Appliances and cleaning materials are tools that faciliate her
domestic function. When a woman spends a lot of money and time
decorating her home or herself, or hunting down the latest in
vacuum cleaners, it is not idle self-indulgence (let alone the
result of psychic manipulation) but a healthy attempt to find
outlets for her creative energies within her circumscribed role.
… Consumerism as applied to women is blatantly sexist.
The pervasive image of the empty-headed female consumer constantly
trying her husband’s patience with her extravagant purchases
contributes to the myth of male superiority: we are incapable of
spending money rationally: all we need to make us happy is a new
hat now and then. (There is an analogous racial stereotype–the
black with his Cadillac and magenta shirts.) Furthermore, the
consumerism line allows Movement men to avoid recognizing that they
exploit women by attributing women’s oppression solely to
capitalism. It fits neatly into already existing radical theory and
concerns, saving the Movement the trouble of tackling the real
problems of women’s liberation. And it retards the struggle against
male supremacy by dividing women.
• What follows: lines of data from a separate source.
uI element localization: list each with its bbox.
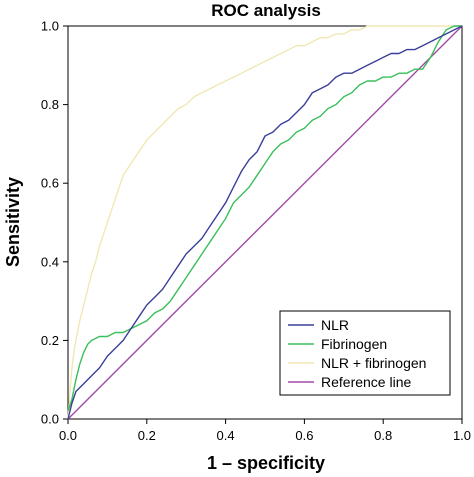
x-tick-label: 0.8	[374, 428, 392, 443]
x-tick-label: 0.6	[295, 428, 313, 443]
y-tick-label: 0.4	[41, 254, 59, 269]
y-axis: 0.0 0.2 0.4 0.6 0.8 1.0	[41, 19, 68, 427]
x-tick-label: 1.0	[453, 428, 471, 443]
x-tick-label: 0.4	[217, 428, 235, 443]
x-axis-label: 1 – specificity	[207, 453, 325, 473]
y-tick-label: 1.0	[41, 19, 59, 34]
x-tick-label: 0.0	[59, 428, 77, 443]
y-tick-label: 0.8	[41, 97, 59, 112]
x-axis: 0.0 0.2 0.4 0.6 0.8 1.0	[59, 419, 471, 443]
series-layer	[67, 25, 463, 420]
y-tick-label: 0.2	[41, 333, 59, 348]
chart-title: ROC analysis	[211, 1, 321, 20]
series-line-reference-line	[67, 25, 463, 420]
legend-label-nlr-fibrinogen: NLR + fibrinogen	[321, 355, 426, 371]
series-line-nlr-fibrinogen	[67, 25, 462, 420]
series-line-nlr	[67, 25, 463, 420]
y-tick-label: 0.0	[41, 412, 59, 427]
legend-label-fibrinogen: Fibrinogen	[321, 336, 387, 352]
x-tick-label: 0.2	[138, 428, 156, 443]
y-axis-label: Sensitivity	[3, 177, 23, 267]
y-tick-label: 0.6	[41, 176, 59, 191]
legend: NLR Fibrinogen NLR + fibrinogen Reference l…	[279, 310, 451, 396]
legend-label-nlr: NLR	[321, 317, 349, 333]
legend-label-reference-line: Reference line	[321, 374, 411, 390]
series-line-fibrinogen	[67, 25, 462, 412]
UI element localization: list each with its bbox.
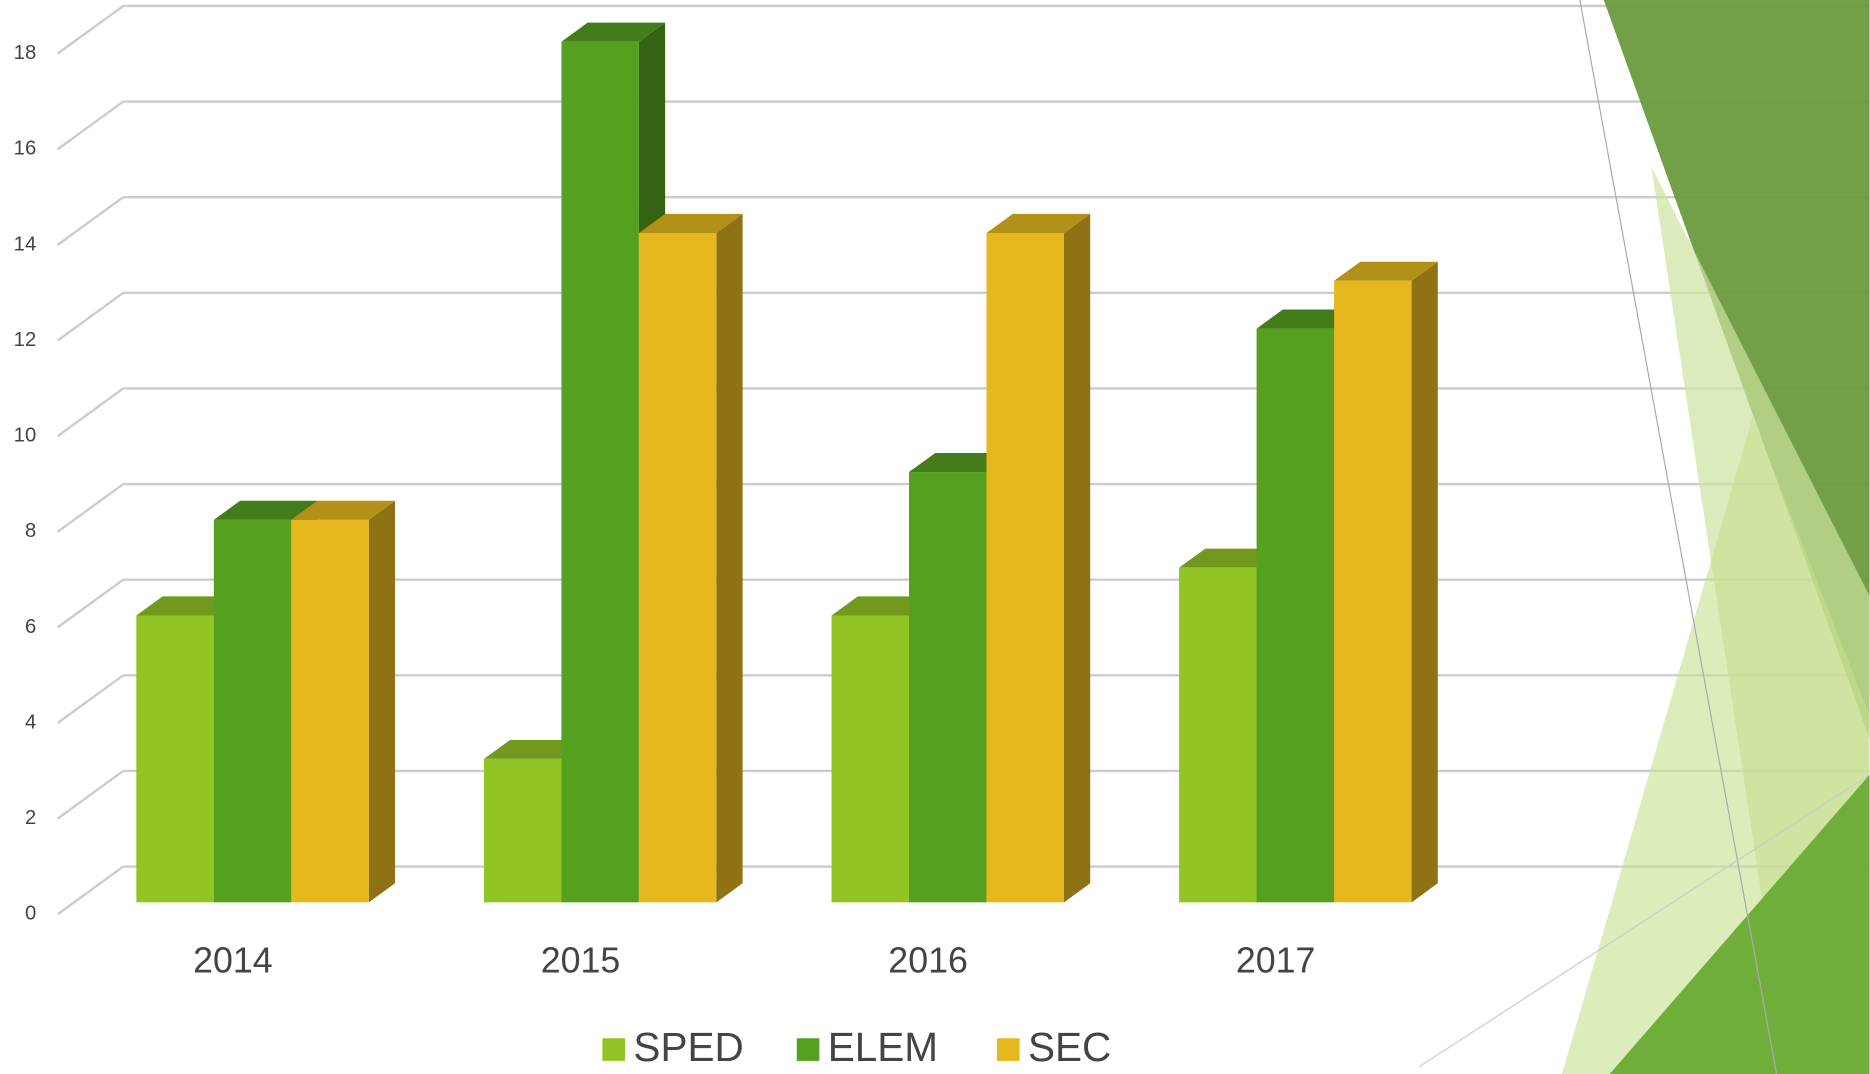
bar-front [136,615,214,903]
bar-top [213,500,318,520]
y-tick-label: 18 [14,42,37,64]
grid-diagonal [56,770,124,820]
legend-label: ELEM [828,1024,938,1070]
bar [986,213,1091,903]
deco-line [1418,774,1870,1068]
x-tick-label: 2014 [193,941,273,981]
grid-diagonal [56,100,124,151]
y-tick-label: 0 [25,903,36,925]
deco-triangle [1609,774,1870,1074]
legend-label: SEC [1028,1024,1111,1070]
grid-diagonal [56,674,124,724]
grid-diagonal [56,387,124,438]
grid-diagonal [56,196,124,246]
bar-front [213,519,292,903]
y-tick-label: 16 [14,138,37,160]
legend-swatch [996,1038,1020,1061]
bar-top [638,213,743,233]
bar [1334,261,1438,903]
bar-front [561,41,639,903]
legend-swatch [796,1038,820,1061]
y-tick-label: 2 [25,807,36,829]
bar-top [1334,261,1438,281]
deco-line [1579,0,1778,1074]
grid-diagonal [56,483,124,533]
bar-top [561,22,666,42]
decoration [1418,0,1870,1074]
bar-front [909,472,987,903]
y-tick-label: 4 [25,711,36,733]
grid-diagonal [56,4,124,55]
bar-top [291,500,396,520]
x-tick-label: 2017 [1236,941,1316,981]
y-tick-label: 14 [14,233,37,255]
bar [291,500,396,903]
bar-front [291,519,369,903]
x-tick-label: 2016 [888,941,968,981]
bar-side [368,500,396,903]
legend-swatch [602,1038,626,1061]
y-tick-label: 6 [25,616,36,638]
bar-side [1063,213,1091,903]
grid-diagonal [56,865,124,916]
y-tick-label: 10 [14,425,37,447]
bar-front [986,232,1064,903]
grid-diagonal [56,578,124,629]
bar-front [1256,328,1335,903]
bar-side [1411,261,1438,903]
bar-top [986,213,1091,233]
bar-front [831,615,910,903]
legend-label: SPED [633,1024,743,1070]
plot: 0 2 4 6 8 10 12 14 16 18 2014 2015 2016 2017 SPED ELEM S… [14,4,1870,1070]
grid-diagonal [56,291,124,342]
bar-front [638,232,717,903]
y-tick-label: 8 [25,520,36,542]
bar-side [716,213,743,903]
y-tick-label: 12 [14,329,37,351]
bar-front [1334,280,1412,903]
x-tick-label: 2015 [541,941,621,981]
bar-front [483,758,562,903]
bar [638,213,743,903]
bar-front [1179,567,1257,903]
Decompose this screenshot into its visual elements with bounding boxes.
Just as in the male movement,
the belief in consumerism encourages radical women to patronize and
put down other women for trying to survive as best they can,
and maintains individualist illusions.
In the past 35 years, we unfortunately haven’t come a long way. (Watch as women and girls are glibly portrayed as empty-headed, narcissistic, and shallow; marvel as unconsumer
boys thoughtlessly objectify liberated
women to pimp their project.)
So what must we do? Hey, it’s the holidays; let’s enjoy ourselves–even, yes, buy something, if we feel like it–and ignore or ridicule guilt-tripping anti-consumerists who haven’t got anything better to do than hector us. And when we get back to work, shouldn’t we remember that we’re all in this together, and that that the answer is to empower people instead of berating them? Here’s Ellen Willis again, sounding (alas!) eerily like she was writing about Buy Nothing Day itself, instead of the movement 35 years ago:
If we are to build a mass movement we must recognize that no
individual decision, like rejecting consumption, can liberate us.
We must stop arguing about whose life style is better (and secretly
believing ours is) and tend to the task of collectively fighting
our own oppression and the ways in which we oppress others. When we
create a political alternative to sexism, racism, and capitalism,
the consumer problem, if it is a problem, will take care of itself.